In February 2022, the FDA approved empagliflozin to decrease the risk of cardiovascular death and hospitalization in adults with heart failure. With regard to cardiovascular indications, this agent has also been approved to decrease the risk of cardiovascular death in adults with type 2 diabetes and pre-existing cardiovascular disease, as well as to decrease the risk of death/hospitalization in individuals with heart failure and low ejection fraction.
The safety and effectiveness of empagliflozin were compared with standard of care in a randomized, double-blind trial. Overall, the adverse effects of this agent were similar to those of patients with diabetes.

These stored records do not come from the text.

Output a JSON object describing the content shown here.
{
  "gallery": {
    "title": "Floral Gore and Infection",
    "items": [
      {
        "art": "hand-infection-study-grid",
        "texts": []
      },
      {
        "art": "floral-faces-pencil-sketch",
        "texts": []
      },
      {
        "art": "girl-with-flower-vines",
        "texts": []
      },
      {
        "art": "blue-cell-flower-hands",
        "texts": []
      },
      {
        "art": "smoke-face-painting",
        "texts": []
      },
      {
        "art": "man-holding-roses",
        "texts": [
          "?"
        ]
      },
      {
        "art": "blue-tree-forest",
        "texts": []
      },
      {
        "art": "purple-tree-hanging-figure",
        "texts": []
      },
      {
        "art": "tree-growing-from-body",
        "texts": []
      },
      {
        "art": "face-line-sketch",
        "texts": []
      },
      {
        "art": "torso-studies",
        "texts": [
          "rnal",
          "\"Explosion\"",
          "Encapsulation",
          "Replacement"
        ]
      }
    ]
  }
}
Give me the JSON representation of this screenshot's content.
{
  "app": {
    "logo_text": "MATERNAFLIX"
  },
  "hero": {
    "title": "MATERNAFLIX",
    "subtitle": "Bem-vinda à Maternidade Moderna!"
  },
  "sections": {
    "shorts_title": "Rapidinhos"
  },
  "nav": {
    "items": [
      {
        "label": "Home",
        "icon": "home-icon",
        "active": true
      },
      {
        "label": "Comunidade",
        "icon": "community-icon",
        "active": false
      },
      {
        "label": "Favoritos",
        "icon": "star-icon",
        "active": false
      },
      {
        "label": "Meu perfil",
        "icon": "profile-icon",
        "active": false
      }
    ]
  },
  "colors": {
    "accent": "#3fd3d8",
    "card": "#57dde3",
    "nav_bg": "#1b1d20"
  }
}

In patients with heart failure with preserved ejection fraction (HFpEF), acute renal failure, hypotension, and urinary tract infections were the most common adverse effects of interest, whereas in patients with heart failure with reduced ejection fraction (HFrEF), volume depletion, symptomatic hypotension, and urinary tract infections were most common. Empagliflozin should not be prescribed to patients who are allergic or to those on dialysis. Before prescribing empagliflozin, it is important to carefully consider risk factors for diabetic ketoacidosis (DKA), as this agent increases the risk of DKA.
What has been your clinical experience with adverse events secondary to the administration of empagliflozin? How do you manage these adverse events? When do you decide to discontinue this agent?